If the procedure is a minor procedure, with global days of 0 or 10, use modifier 25 on the E/M service. If the service is a major procedure, with a 90 day global period, use modifier 57 if the visit was the visit at which the decision to perform the surgery was made.
When not to bill an E/M service and a procedure on the same day:
??When the patient is in the office for a procedure, and you stop by to say, “Hi”

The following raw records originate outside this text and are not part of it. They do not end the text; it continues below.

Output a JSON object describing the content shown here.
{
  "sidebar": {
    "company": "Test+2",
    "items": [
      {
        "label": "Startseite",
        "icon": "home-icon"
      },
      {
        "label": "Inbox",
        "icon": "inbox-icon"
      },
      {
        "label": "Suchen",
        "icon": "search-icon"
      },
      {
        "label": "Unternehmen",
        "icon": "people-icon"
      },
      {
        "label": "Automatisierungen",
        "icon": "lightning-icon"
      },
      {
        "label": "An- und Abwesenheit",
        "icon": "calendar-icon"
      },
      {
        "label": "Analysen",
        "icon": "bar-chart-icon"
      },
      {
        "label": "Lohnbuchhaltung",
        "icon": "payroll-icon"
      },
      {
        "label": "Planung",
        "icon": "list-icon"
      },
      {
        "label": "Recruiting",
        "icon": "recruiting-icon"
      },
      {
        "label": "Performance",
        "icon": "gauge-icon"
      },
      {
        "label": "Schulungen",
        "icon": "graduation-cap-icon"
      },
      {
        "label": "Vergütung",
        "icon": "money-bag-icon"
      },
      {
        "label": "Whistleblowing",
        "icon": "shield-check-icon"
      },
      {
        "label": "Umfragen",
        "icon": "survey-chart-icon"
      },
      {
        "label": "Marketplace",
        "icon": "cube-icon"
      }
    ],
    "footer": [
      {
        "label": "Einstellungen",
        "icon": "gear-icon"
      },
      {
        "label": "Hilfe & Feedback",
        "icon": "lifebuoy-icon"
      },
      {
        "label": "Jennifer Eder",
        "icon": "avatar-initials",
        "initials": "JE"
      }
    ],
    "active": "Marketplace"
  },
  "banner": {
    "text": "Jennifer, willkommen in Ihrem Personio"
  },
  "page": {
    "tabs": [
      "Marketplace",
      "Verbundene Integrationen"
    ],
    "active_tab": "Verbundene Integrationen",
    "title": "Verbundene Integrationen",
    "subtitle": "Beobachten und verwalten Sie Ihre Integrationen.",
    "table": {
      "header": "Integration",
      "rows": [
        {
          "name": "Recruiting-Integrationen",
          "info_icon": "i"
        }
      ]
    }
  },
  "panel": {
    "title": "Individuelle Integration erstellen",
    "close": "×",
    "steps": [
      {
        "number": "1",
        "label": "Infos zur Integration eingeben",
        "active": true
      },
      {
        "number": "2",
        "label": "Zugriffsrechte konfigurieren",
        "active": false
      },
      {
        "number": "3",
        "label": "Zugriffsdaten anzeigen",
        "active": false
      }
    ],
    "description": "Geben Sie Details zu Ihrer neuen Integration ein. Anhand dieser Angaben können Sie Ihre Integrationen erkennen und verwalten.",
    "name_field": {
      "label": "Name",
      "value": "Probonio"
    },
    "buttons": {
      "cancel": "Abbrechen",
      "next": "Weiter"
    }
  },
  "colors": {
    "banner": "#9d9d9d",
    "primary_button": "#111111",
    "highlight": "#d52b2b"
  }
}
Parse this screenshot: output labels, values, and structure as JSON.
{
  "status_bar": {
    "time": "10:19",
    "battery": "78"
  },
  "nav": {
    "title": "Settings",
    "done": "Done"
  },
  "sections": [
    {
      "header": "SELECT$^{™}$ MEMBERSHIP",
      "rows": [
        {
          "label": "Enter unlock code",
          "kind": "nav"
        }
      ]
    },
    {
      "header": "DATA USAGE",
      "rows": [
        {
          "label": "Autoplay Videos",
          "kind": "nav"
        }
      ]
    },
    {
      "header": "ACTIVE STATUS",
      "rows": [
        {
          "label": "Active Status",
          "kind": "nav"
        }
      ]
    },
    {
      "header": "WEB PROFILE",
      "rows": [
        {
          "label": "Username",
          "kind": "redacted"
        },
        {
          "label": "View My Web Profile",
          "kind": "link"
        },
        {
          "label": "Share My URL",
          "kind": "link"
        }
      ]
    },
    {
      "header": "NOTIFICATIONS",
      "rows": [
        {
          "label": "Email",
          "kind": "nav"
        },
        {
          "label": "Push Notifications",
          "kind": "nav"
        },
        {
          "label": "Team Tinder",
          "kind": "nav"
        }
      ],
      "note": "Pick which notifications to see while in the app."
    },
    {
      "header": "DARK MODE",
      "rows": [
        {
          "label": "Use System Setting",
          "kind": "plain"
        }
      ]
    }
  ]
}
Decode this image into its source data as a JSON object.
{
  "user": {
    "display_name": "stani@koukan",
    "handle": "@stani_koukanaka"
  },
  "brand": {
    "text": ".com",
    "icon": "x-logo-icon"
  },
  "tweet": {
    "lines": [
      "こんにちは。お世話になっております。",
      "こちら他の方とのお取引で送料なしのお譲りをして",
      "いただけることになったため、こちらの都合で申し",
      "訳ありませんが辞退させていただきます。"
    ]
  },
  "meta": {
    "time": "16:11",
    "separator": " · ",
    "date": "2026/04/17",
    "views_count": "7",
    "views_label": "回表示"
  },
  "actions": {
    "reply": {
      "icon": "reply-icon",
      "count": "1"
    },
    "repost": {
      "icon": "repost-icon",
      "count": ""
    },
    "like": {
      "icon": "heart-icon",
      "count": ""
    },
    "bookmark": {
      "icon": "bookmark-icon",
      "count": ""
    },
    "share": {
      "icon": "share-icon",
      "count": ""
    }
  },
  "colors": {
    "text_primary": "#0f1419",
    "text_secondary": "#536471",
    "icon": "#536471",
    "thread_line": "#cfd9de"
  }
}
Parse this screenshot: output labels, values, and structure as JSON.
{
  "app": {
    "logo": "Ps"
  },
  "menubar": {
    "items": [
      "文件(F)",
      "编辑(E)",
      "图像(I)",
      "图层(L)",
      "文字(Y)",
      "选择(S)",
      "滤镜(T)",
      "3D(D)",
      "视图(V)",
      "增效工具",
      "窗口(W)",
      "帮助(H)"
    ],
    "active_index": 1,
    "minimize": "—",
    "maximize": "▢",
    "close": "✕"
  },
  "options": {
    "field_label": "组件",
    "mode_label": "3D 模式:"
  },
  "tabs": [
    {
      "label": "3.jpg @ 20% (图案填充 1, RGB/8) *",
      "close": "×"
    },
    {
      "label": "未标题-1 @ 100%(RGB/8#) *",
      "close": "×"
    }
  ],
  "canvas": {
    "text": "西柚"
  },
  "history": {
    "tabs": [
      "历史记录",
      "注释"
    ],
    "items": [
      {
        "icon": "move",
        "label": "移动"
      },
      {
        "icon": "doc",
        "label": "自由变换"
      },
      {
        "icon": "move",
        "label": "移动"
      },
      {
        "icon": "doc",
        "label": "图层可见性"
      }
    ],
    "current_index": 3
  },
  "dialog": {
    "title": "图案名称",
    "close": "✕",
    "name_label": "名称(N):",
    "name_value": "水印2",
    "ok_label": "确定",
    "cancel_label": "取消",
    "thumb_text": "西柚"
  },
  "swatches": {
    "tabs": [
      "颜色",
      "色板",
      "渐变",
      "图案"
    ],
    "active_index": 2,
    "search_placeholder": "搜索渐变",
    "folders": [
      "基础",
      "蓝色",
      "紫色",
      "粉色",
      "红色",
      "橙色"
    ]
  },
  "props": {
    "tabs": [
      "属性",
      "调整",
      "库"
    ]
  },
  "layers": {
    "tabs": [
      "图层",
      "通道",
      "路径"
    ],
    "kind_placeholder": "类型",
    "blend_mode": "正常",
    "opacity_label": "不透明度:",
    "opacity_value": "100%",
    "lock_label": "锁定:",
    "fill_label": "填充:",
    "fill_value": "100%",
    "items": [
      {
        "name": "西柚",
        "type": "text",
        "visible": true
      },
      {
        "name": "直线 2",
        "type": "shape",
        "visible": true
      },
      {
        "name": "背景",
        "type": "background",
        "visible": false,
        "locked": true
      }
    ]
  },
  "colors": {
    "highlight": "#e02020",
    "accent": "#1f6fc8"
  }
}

??When you do not document the E/M service
??When the documentation is brief, and does not meet the components required
for history, exam and medical decision making
??When the service is not medically necessary
??When the procedure is a repeat, scheduled procedure and no new history or
medical decision making is needed or performed
Modifier -25 tells the payer that the E/M service was a significant, separate service from the procedure and was over and above what is typical pre and post procedure work. A separate diagnosis is not required. Do not routinely bill an E/M service with the procedure--make sure that it meets the requirements.
re: Medicare says 20610 Component of 99214
Have you checked to see if the patient is within a global period?
re: Medicare says 20610 Component of 99214
Did you add a 25 modifier to 99214? If this was a Synvisc injection that is part of a series of joint injections, Medicare's magic can keep track of that too. If you add a 25 modifier already, and the note supports a separately identifiable E/M service, you may have to ask for a reconsideration with notes. If the joint injection was planned and that is all the patient came in for, then the E/M would be appropriate to bill and you would want to correct the claim removing the E/M from the claim.